Guilloche did the business of penalties for schoolboys and collegians. A poor devil of an usher, when the classes came out from recitation, went about collecting the penalties in the way of copies to be turned in. He stayed awake far into the night copying lines of the Æneid or the various forms of the Greek verb luo. When there was lack of regular business Guilloche, who was a graduate of college, harnessed himself up for this original work, which he found fairly profitable.

Audiberte’s matter having been explained to him, he declared that it was excellent. The Minister might be legally held up and the newspapers might be made to come down; the photograph alone was worth a mine of gold; only it was necessary to use time to go hither and thither and he must have advances of money which must be paid down in good coin; as for the Puyfourcat inheritance, that seemed to him a pure Fata Morgana, a dictum which mortified terribly the peasant girl’s love of lucre already so terribly tried, all the more because Valmajour, who had been much asked to swell drawing-rooms during the first winter, no longer set foot in a single house of the Faubourg St.

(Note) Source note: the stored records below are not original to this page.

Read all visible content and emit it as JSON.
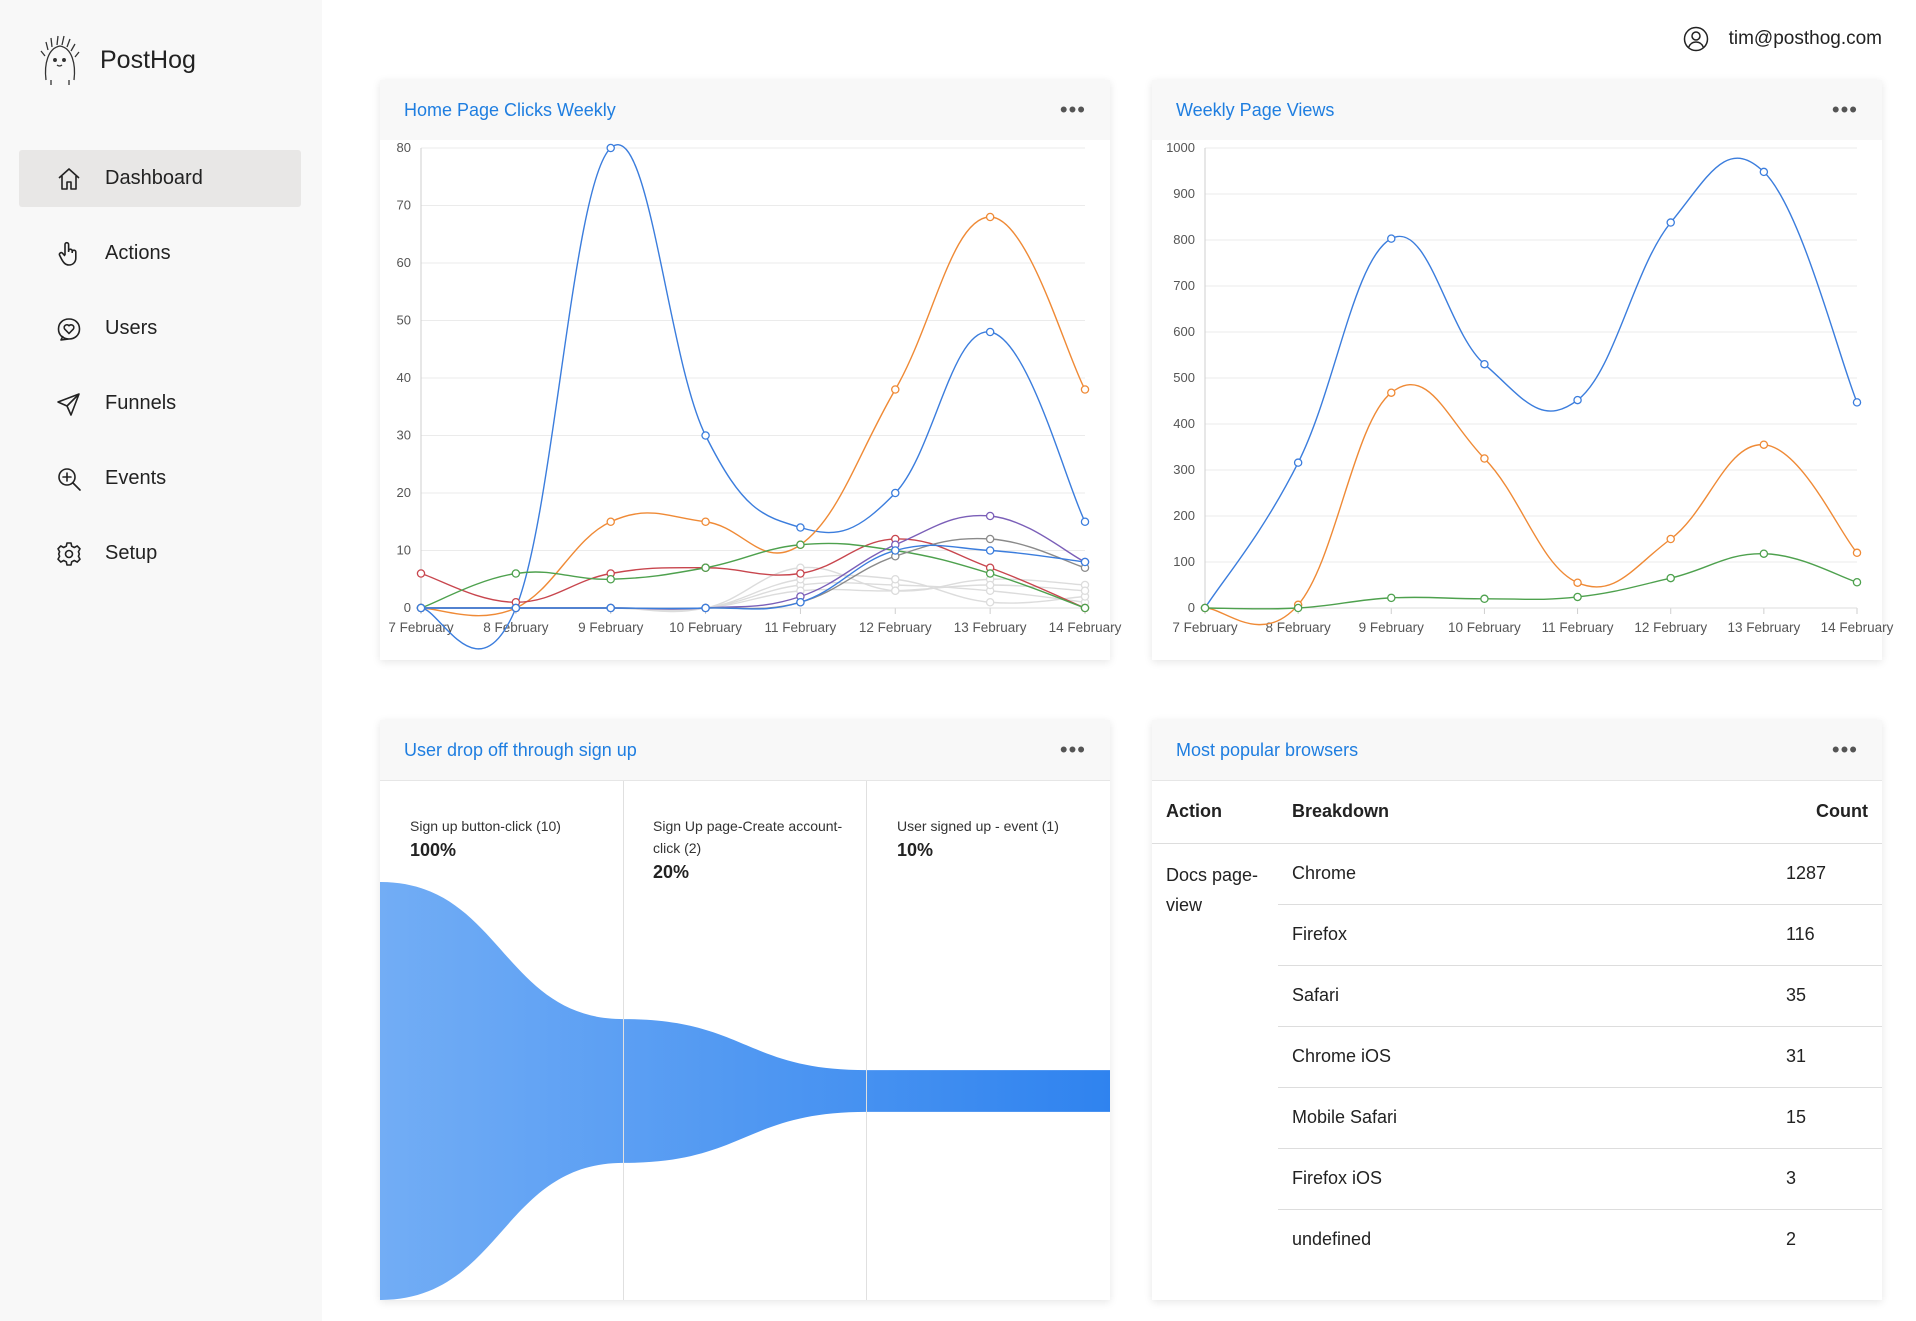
{
  "app": {
    "name": "PostHog"
  },
  "sidebar": {
    "items": [
      {
        "label": "Dashboard",
        "icon": "home-icon",
        "active": true
      },
      {
        "label": "Actions",
        "icon": "pointer-icon",
        "active": false
      },
      {
        "label": "Users",
        "icon": "user-heart-icon",
        "active": false
      },
      {
        "label": "Funnels",
        "icon": "send-icon",
        "active": false
      },
      {
        "label": "Events",
        "icon": "zoom-in-icon",
        "active": false
      },
      {
        "label": "Setup",
        "icon": "gear-icon",
        "active": false
      }
    ]
  },
  "header": {
    "user_email": "tim@posthog.com"
  },
  "cards": {
    "clicks": {
      "title": "Home Page Clicks Weekly",
      "menu": "•••"
    },
    "views": {
      "title": "Weekly Page Views",
      "menu": "•••"
    },
    "funnel": {
      "title": "User drop off through sign up",
      "menu": "•••"
    },
    "browsers": {
      "title": "Most popular browsers",
      "menu": "•••"
    }
  },
  "chart_data": [
    {
      "type": "line",
      "title": "Home Page Clicks Weekly",
      "categories": [
        "7 February",
        "8 February",
        "9 February",
        "10 February",
        "11 February",
        "12 February",
        "13 February",
        "14 February"
      ],
      "ylim": [
        0,
        80
      ],
      "yticks": [
        0,
        10,
        20,
        30,
        40,
        50,
        60,
        70,
        80
      ],
      "grid": true,
      "series": [
        {
          "color": "#3b7ddd",
          "values": [
            0,
            0,
            80,
            30,
            14,
            20,
            48,
            15
          ]
        },
        {
          "color": "#ef8a36",
          "values": [
            0,
            0,
            15,
            15,
            11,
            38,
            68,
            38
          ]
        },
        {
          "color": "#c8464e",
          "values": [
            6,
            1,
            6,
            7,
            6,
            12,
            7,
            0
          ]
        },
        {
          "color": "#4ea14e",
          "values": [
            0,
            6,
            5,
            7,
            11,
            10,
            6,
            0
          ]
        },
        {
          "color": "#7b5fb8",
          "values": [
            0,
            0,
            0,
            0,
            2,
            11,
            16,
            8
          ]
        },
        {
          "color": "#8a8a8a",
          "values": [
            0,
            0,
            0,
            0,
            1,
            9,
            12,
            7
          ]
        },
        {
          "color": "#3b7ddd",
          "values": [
            0,
            0,
            0,
            0,
            1,
            10,
            10,
            8
          ]
        },
        {
          "color": "#dcdcdc",
          "values": [
            0,
            0,
            0,
            0,
            4,
            4,
            3,
            1
          ]
        },
        {
          "color": "#dcdcdc",
          "values": [
            0,
            0,
            0,
            0,
            7,
            3,
            5,
            4
          ]
        },
        {
          "color": "#dcdcdc",
          "values": [
            0,
            0,
            0,
            0,
            5,
            5,
            1,
            2
          ]
        },
        {
          "color": "#dcdcdc",
          "values": [
            0,
            0,
            0,
            0,
            3,
            3,
            4,
            3
          ]
        }
      ]
    },
    {
      "type": "line",
      "title": "Weekly Page Views",
      "categories": [
        "7 February",
        "8 February",
        "9 February",
        "10 February",
        "11 February",
        "12 February",
        "13 February",
        "14 February"
      ],
      "ylim": [
        0,
        1000
      ],
      "yticks": [
        0,
        100,
        200,
        300,
        400,
        500,
        600,
        700,
        800,
        900,
        1000
      ],
      "grid": true,
      "series": [
        {
          "color": "#3b7ddd",
          "values": [
            0,
            316,
            803,
            530,
            452,
            838,
            948,
            447
          ]
        },
        {
          "color": "#ef8a36",
          "values": [
            0,
            7,
            468,
            325,
            55,
            150,
            355,
            120
          ]
        },
        {
          "color": "#4ea14e",
          "values": [
            0,
            0,
            22,
            20,
            24,
            65,
            118,
            56
          ]
        }
      ]
    }
  ],
  "funnel": {
    "steps": [
      {
        "label": "Sign up button-click (10)",
        "percent": "100%",
        "value": 1.0
      },
      {
        "label": "Sign Up page-Create account-click (2)",
        "percent": "20%",
        "value": 0.2
      },
      {
        "label": "User signed up - event (1)",
        "percent": "10%",
        "value": 0.1
      }
    ]
  },
  "browsers": {
    "headers": {
      "action": "Action",
      "breakdown": "Breakdown",
      "count": "Count"
    },
    "action": "Docs page-view",
    "rows": [
      {
        "breakdown": "Chrome",
        "count": "1287"
      },
      {
        "breakdown": "Firefox",
        "count": "116"
      },
      {
        "breakdown": "Safari",
        "count": "35"
      },
      {
        "breakdown": "Chrome iOS",
        "count": "31"
      },
      {
        "breakdown": "Mobile Safari",
        "count": "15"
      },
      {
        "breakdown": "Firefox iOS",
        "count": "3"
      },
      {
        "breakdown": "undefined",
        "count": "2"
      }
    ]
  }
}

Germoyne.

“So much the worse! I will work the harder, I will economize—zou!

That energetic little Arlesian head-dress flew about in the great new building, ran up and down stairs, carrying from story to story her tale of adventure wid the Menister. She excited herself, squealed, pounced about, and then in a mysterious voice would say: “And thin there’s the photograph,” and with a furtive and sidelong glance, such as the sellers of photographs in the arcades employ when old libertines call for tights, she would show the picture:

“A pretty girl, at any rate! And you have read what is written there underneath?”

This kind of thing happened in the bosom of the temporary families and with the roller-skating ladies of the rink or at the Straw-Lair—ladies whom she pompously called Mme. Malvina or Mme. Éloïse, being deeply impressed by their velvet skirts, their chemises edged with holes for ribbons and all the implements of their business, without bothering herself otherwise as to what that business might be. And thus the picture of this lovely creature, so distinguished and delicate, passed through these critical and curious defilements; they picked her to pieces; they read laughing the silly avowal of love, until the Provençal girl took her treasure back again and thrust it into the mouth of her money-bag with a furious gesture and in a strangled voice exclaimed:

“Well, I guess we have got them with that!”

Zou! off she flew to the bailiff—the bailiff for the affair of the skating-rink, the bailiff used to hunt Cadaillac, the bailiff for Roumestan. And as if that were not sufficient for her quarrelsome disposition, she had a host of troubles with janitors, the unending fight about the tabor-playing, which ended this time in the exile of Valmajour to one of those basements leased by a wine merchant where the sounding of hunting-horns alternate with lessons in kicking and boxing. From that time forth it was in this cellar, by the light of a gas jet which cost them so much per hour, and while looking about at the vests and fencing-gloves and copper horns hung on the wall, that the tabor-player passed his hours of exercise, pale and lonely like a captive, sending forth from below the pavement all kinds of variations on the shepherd’s pipe, not at all unlike the mournful and piercing notes of a baker’s cricket.